Many will choose to make the biggest possible leap in sensor size and quality from what they already have in their phone and will go for full frame, others will choose one of the increasing number of vlogging cameras, but there will be many more for whom the Micro Four Thirds sensor makes the most sense. Olympus should be able to sustain a profitable business from its camera system if it was properly run.
But here, perhaps, we come to the nub of the problem. Its often-bizarre product-line decisions were just the visible tip of an iceberg of corporate mismanagement that hit the world’s headlines in 2011 with a major financial scandal in which eye-watering losses of over £1 billion were revealed. Add to this the fact that the camera division is only a small part of a much larger business for which the main focus is the lucrative medical equipment sector, and you can see how things might have gone wrong.
With any luck the new owners of the Olympus brand will be blessed with much better management. It will clearly need to slash costs but hopefully not in its R&D department, where it has a talented team who have introduced some great innovations over the years, from live view, to dust reduction to a hand in the mirrorless camera itself.

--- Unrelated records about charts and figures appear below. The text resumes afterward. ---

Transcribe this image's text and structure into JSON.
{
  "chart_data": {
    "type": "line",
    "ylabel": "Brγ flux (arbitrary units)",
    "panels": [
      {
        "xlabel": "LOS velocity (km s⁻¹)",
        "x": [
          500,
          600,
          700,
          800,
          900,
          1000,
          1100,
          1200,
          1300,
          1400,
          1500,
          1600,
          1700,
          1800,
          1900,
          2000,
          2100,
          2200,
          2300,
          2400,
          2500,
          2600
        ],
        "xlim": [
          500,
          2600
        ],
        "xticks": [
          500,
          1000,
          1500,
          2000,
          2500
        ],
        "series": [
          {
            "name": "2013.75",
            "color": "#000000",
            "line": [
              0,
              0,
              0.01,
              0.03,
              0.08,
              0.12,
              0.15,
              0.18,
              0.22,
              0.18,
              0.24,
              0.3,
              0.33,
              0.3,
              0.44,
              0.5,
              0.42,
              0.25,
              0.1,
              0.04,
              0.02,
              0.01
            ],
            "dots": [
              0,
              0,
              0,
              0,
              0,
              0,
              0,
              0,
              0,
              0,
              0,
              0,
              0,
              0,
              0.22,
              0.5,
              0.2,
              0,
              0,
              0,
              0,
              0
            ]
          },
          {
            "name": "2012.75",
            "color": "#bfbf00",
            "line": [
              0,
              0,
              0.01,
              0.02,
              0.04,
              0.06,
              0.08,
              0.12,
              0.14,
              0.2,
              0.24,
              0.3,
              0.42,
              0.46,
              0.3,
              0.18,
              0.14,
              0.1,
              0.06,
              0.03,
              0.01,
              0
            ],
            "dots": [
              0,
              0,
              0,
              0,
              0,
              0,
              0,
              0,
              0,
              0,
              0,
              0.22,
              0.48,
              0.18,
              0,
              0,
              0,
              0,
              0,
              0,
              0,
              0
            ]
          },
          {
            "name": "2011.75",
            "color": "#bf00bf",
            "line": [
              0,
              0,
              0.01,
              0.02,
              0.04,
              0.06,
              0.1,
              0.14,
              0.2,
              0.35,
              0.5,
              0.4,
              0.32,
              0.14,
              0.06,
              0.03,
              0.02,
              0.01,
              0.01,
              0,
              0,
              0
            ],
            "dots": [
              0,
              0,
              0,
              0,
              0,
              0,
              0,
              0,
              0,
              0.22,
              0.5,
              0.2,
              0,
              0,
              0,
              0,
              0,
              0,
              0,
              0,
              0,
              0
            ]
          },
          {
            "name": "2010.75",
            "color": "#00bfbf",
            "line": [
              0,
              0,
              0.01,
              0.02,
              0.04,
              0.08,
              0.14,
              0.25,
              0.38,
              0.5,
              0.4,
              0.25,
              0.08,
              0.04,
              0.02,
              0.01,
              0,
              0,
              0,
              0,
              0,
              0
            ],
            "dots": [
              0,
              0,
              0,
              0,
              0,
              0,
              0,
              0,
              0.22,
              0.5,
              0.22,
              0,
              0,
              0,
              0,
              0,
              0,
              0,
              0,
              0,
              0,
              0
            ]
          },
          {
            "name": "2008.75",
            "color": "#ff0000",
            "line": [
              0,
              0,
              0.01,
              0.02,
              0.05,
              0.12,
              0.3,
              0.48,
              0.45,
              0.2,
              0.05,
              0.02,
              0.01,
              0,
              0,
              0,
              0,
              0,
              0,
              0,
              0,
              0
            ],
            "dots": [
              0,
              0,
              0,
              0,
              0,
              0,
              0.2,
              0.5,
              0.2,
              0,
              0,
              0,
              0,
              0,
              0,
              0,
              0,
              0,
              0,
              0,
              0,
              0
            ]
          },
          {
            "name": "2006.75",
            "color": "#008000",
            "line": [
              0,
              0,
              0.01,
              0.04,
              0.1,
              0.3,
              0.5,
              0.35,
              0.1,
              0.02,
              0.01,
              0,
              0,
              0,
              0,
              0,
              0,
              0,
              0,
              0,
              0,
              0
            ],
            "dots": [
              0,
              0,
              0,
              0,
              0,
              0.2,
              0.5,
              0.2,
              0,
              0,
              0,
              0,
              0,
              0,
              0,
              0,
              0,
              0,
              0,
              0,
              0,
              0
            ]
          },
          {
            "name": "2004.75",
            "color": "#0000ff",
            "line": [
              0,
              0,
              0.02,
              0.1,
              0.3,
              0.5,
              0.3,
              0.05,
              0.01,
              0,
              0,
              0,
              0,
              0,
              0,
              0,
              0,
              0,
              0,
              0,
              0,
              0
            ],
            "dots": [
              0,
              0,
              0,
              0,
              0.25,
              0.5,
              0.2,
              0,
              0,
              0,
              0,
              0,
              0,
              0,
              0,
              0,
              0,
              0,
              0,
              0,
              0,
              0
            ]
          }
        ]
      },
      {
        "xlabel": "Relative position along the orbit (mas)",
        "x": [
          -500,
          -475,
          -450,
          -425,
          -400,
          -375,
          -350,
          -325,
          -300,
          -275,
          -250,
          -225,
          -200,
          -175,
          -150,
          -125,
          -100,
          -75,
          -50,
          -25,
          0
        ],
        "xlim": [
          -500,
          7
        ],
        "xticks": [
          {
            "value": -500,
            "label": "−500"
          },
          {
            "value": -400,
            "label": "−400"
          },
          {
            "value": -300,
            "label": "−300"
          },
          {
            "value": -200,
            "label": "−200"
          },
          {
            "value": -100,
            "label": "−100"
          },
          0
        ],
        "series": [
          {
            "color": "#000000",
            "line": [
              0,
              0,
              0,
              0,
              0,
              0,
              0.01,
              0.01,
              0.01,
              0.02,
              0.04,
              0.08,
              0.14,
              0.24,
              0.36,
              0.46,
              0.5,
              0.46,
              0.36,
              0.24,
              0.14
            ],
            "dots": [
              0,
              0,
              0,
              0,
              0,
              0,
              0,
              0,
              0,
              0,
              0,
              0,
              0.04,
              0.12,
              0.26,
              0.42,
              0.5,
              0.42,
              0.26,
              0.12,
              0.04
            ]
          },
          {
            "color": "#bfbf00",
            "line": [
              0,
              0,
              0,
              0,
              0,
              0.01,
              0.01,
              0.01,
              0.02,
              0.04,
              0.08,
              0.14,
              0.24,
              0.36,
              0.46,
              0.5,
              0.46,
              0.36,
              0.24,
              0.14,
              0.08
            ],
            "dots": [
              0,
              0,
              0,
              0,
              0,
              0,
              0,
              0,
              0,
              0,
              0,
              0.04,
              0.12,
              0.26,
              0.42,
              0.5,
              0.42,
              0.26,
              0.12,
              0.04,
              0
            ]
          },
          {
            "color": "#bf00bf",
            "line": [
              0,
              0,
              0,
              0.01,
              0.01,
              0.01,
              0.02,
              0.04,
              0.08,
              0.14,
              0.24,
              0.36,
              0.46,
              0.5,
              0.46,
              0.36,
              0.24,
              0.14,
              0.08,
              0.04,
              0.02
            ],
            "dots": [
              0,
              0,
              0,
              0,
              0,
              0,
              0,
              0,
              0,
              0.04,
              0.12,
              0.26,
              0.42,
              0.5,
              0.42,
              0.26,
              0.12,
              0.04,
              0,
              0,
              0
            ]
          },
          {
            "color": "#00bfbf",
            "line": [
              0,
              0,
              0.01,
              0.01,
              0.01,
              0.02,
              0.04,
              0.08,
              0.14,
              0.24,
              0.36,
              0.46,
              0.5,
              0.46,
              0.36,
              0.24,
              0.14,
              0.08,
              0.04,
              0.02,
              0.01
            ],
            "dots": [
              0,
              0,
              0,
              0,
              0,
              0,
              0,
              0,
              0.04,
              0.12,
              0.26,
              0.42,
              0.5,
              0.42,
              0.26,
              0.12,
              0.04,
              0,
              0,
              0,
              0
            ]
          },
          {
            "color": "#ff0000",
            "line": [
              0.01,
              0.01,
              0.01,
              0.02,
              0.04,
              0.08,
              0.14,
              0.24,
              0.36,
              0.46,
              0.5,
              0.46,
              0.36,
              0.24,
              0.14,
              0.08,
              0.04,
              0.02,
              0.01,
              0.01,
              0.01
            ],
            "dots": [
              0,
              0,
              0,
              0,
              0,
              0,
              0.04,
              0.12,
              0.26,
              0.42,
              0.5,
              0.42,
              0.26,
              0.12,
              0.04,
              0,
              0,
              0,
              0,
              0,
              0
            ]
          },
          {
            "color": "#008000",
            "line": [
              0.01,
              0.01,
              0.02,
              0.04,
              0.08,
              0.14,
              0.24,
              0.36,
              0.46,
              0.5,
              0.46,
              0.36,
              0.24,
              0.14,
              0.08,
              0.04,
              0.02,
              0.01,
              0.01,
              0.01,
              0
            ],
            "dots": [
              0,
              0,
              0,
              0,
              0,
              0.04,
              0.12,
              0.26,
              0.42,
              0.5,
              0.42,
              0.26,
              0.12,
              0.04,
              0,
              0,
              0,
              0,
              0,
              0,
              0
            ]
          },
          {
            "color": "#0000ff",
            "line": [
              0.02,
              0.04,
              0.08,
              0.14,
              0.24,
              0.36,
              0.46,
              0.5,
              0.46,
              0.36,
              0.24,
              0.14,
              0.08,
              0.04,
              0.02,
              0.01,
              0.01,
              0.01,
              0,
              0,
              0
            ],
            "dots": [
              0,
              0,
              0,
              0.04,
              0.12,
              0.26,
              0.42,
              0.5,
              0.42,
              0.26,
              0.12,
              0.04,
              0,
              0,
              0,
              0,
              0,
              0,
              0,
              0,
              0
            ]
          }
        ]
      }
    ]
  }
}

The important thing to emphasise here is that the new owner clearly sees a future for the brand, and I see nothing in this announcement to stop you from buying into the Olympus system, if you were planning to, or to jump ship if you’re already an Olympus user. It would be tragic if Olympus were to go the way of Pentax, a brand with a once proud heritage that now exists in name only and is more associated with spectacles than cameras.